Un peu plus loin, en troisième page, la discussion dévie vers le sulfureux Copernic n’a pas changé grand-chose et sur le rapport de Laborit aux femmes.

“J’ai voulu donner un exemple. J’ai dit : “Si Mme Thatcher qui est une femme, on nous le dit, ne porte pas de mini-jupe, c’est parce qu’on lui verrait les couilles !” Ça a failli créer un incident diplomatique ! Un monde dirigé par des femmes, à la manière des hommes, serait, à mon sens, tout aussi compétitif que celui des hommes si elles n’abandonnent pas tous les jugements de valeur, les préjugés accumulés par l’espèce humaine depuis 12000 ans.”

Dans la dernière page, Laborit évoque plusieurs sujets qui lui sont chers, notamment l’importance d’enseigner aux enfants quels automatismes mentaux les poussent à la compétition et comment l’entraide est bien davantage un facteur d’évolution. Et toujours cette lucidité qui donne des pistes pour s’en sortir

“Il faut trouver le moyen de ne pas être pris dans ce système manichéen. Arriver à faire quelque chose qu’il n’est pas permis de faire, en étant créatif.”

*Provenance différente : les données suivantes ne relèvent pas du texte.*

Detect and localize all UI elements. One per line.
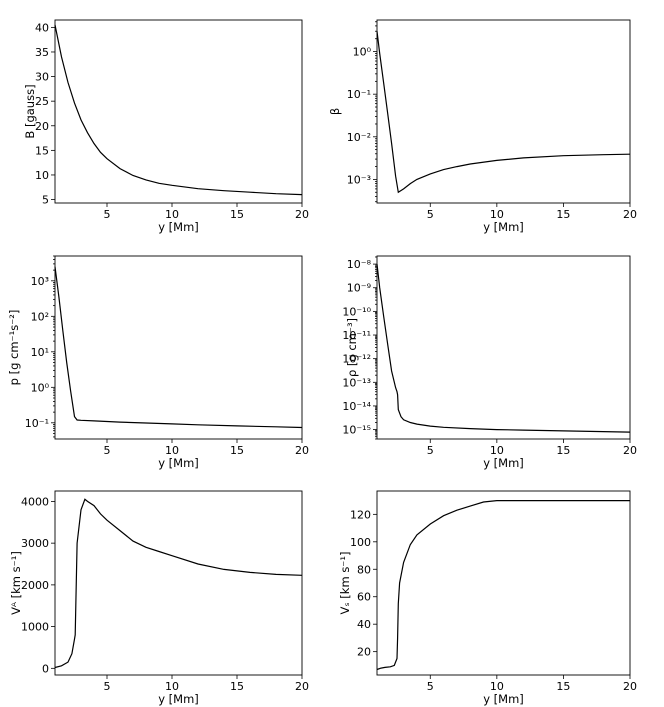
series-line-alfven-speed [54, 498, 303, 669]
y-tick-label: 10⁻⁸ [347, 258, 372, 271]
y-tick-label: 30 [35, 71, 49, 84]
x-tick-label: 5 [427, 444, 434, 457]
y-tick-label: 40 [35, 21, 49, 34]
y-tick-label: 10⁻¹⁰ [342, 305, 371, 318]
x-tick-label: 15 [230, 208, 244, 221]
x-tick-label: 10 [165, 680, 179, 693]
y-tick-label: 60 [357, 591, 371, 604]
y-tick-label: 10⁻² [347, 131, 371, 144]
y-tick-label: 10⁰ [31, 381, 50, 394]
panel-beta: 5 10 15 20 y [Mm] 10⁻³ 10⁻² 10⁻¹ 10⁰ β [328, 19, 637, 234]
series-line-density [376, 264, 631, 433]
x-tick-label: 10 [490, 444, 504, 457]
plot-frame [376, 490, 631, 676]
x-tick-label: 5 [104, 680, 111, 693]
y-tick-label: 10⁻¹¹ [342, 329, 371, 342]
panel-pressure: 5 10 15 20 y [Mm] 10⁻¹ 10⁰ 10¹ 10² 10³ p [g cm⁻¹s⁻… [7, 255, 309, 470]
y-tick-label: 3000 [21, 537, 49, 550]
x-tick-label: 20 [623, 680, 637, 693]
panel-alfven-speed: 5 10 15 20 y [Mm] 0 1000 2000 3000 4000 Vᴬ [km s⁻¹… [9, 490, 309, 706]
x-tick-label: 10 [490, 208, 504, 221]
x-tick-label: 5 [104, 444, 111, 457]
x-tick-label: 20 [295, 444, 309, 457]
y-tick-label: 15 [35, 144, 49, 157]
y-axis-label: p [g cm⁻¹s⁻²] [7, 310, 21, 386]
y-axis-label: Vᴬ [km s⁻¹] [9, 551, 23, 615]
y-tick-label: 10² [31, 310, 49, 323]
y-tick-label: 10⁻⁹ [347, 282, 371, 295]
series-line-beta [376, 31, 631, 194]
x-tick-label: 15 [556, 444, 570, 457]
y-axis-label: B [gauss] [23, 84, 37, 138]
x-tick-label: 15 [556, 680, 570, 693]
y-tick-label: 100 [350, 536, 371, 549]
y-tick-label: 10³ [31, 275, 49, 288]
panel-density: 5 10 15 20 y [Mm] 10⁻¹⁵ 10⁻¹⁴ 10⁻¹³ 10⁻¹² 10⁻¹¹ 10… [342, 255, 637, 470]
y-tick-label: 10⁻¹⁵ [342, 424, 371, 437]
y-tick-label: 10⁻¹⁴ [342, 400, 371, 413]
x-axis-label: y [Mm] [483, 220, 524, 234]
y-tick-label: 80 [357, 563, 371, 576]
plot-frame [54, 490, 303, 676]
y-tick-label: 40 [357, 618, 371, 631]
plot-frame [54, 255, 303, 440]
y-tick-label: 25 [35, 95, 49, 108]
x-tick-label: 5 [104, 208, 111, 221]
x-tick-label: 20 [295, 208, 309, 221]
y-axis-label: ρ [g cm⁻³] [345, 318, 359, 377]
y-tick-label: 1000 [21, 621, 49, 634]
x-tick-label: 20 [623, 208, 637, 221]
y-tick-label: 20 [357, 646, 371, 659]
series-line-b-field [54, 24, 303, 196]
y-tick-label: 5 [42, 194, 49, 207]
x-tick-label: 15 [230, 680, 244, 693]
panel-sound-speed: 5 10 15 20 y [Mm] 20 40 60 80 100 120 Vₛ [km s⁻¹] [338, 490, 637, 706]
y-tick-label: 120 [350, 508, 371, 521]
y-tick-label: 2000 [21, 579, 49, 592]
y-tick-label: 10⁻¹ [25, 417, 49, 430]
plot-frame [376, 19, 631, 204]
y-tick-label: 35 [35, 46, 49, 59]
y-tick-label: 10 [35, 169, 49, 182]
x-tick-label: 15 [230, 444, 244, 457]
x-tick-label: 10 [490, 680, 504, 693]
y-tick-label: 10⁻¹ [347, 88, 371, 101]
y-tick-label: 0 [42, 662, 49, 675]
y-tick-label: 10⁻¹² [342, 353, 371, 366]
x-axis-label: y [Mm] [158, 456, 199, 470]
x-axis-label: y [Mm] [158, 692, 199, 706]
series-line-sound-speed [376, 500, 630, 671]
x-tick-label: 5 [427, 680, 434, 693]
x-tick-label: 20 [623, 444, 637, 457]
plot-frame [376, 255, 631, 440]
y-tick-label: 4000 [21, 495, 49, 508]
y-tick-label: 10⁻¹³ [342, 376, 371, 389]
y-tick-label: 10⁻³ [347, 173, 371, 186]
x-tick-label: 5 [427, 208, 434, 221]
series-line-pressure [54, 266, 303, 429]
y-tick-label: 20 [35, 120, 49, 133]
x-axis-label: y [Mm] [483, 456, 524, 470]
y-tick-label: 10¹ [31, 346, 49, 359]
x-axis-label: y [Mm] [483, 692, 524, 706]
x-axis-label: y [Mm] [158, 220, 199, 234]
x-tick-label: 10 [165, 444, 179, 457]
plot-frame [54, 19, 303, 204]
x-tick-label: 20 [295, 680, 309, 693]
y-axis-label: β [328, 108, 342, 115]
y-tick-label: 10⁰ [353, 46, 372, 59]
x-tick-label: 15 [556, 208, 570, 221]
x-tick-label: 10 [165, 208, 179, 221]
y-axis-label: Vₛ [km s⁻¹] [338, 552, 352, 615]
panel-b-field: 5 10 15 20 y [Mm] 5 10 15 20 25 30 35 40 B [gauss] [23, 19, 309, 234]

mais qui sait qu’en bout de ligne on ne s’en sortira pas

“je suis très triste de vieillir, de sentir la décrépitude qui s’accentue et de devoir mourir. Ça m’emmerde de devoir mourir. C’est vrai…”

Pour lire les quatre pages de cet entretien, il s’agit de cliquer sur chaque lien correspondant ci-haut. Une fois rendu sur l’une des images scannées, vous pouvez aussi utiliser le bouton « Précédent » en haut à gauche de l’image pour passer à la page suivante (même si c’est contre-intuitif, j’en conviens, mais un bogue m’oblige ici à procéder ainsi !).

Une réflexion sur “Henri Laborit ou la fuite en avant

  1. Bonjour,
    Toutes mes félicitations pour votre travail de très grande qualité en l’honneur
    du dr H.LABORIT que j’ai eu la chance de rencontré lors de sa présentation sortie
    de la colombe assassinée. le théme de LA MORT, me parait transparaitre dans
    la conscience de l’homme , H.laborit, angoissé et lucide, tel était sa propre contradiction,il avait un sens aiguisé
    de l’humaine condition et de sa difficile liberté dans un monde cruel , fabriqué
    par l’homme et contre l’hommme. je me permets de vous recommander , en toute
    simplicité et sans pétentions, les articles de Stéphane LUPASCO dans agressologie et de les inscrires en pages dans votre site. le lien, H.laborit, Stéphane lupasco , jean charon, olivier costa de Beauregard, edgar morin, henry atlan, cornélius castoriadis, serait un lien de grande qualité, bien nécessaire à la préservation de l’intelligence et l’esprit de l’épistémologie française. bien a vous
    et encore merci pour tout votre travail . salutations respecteuses.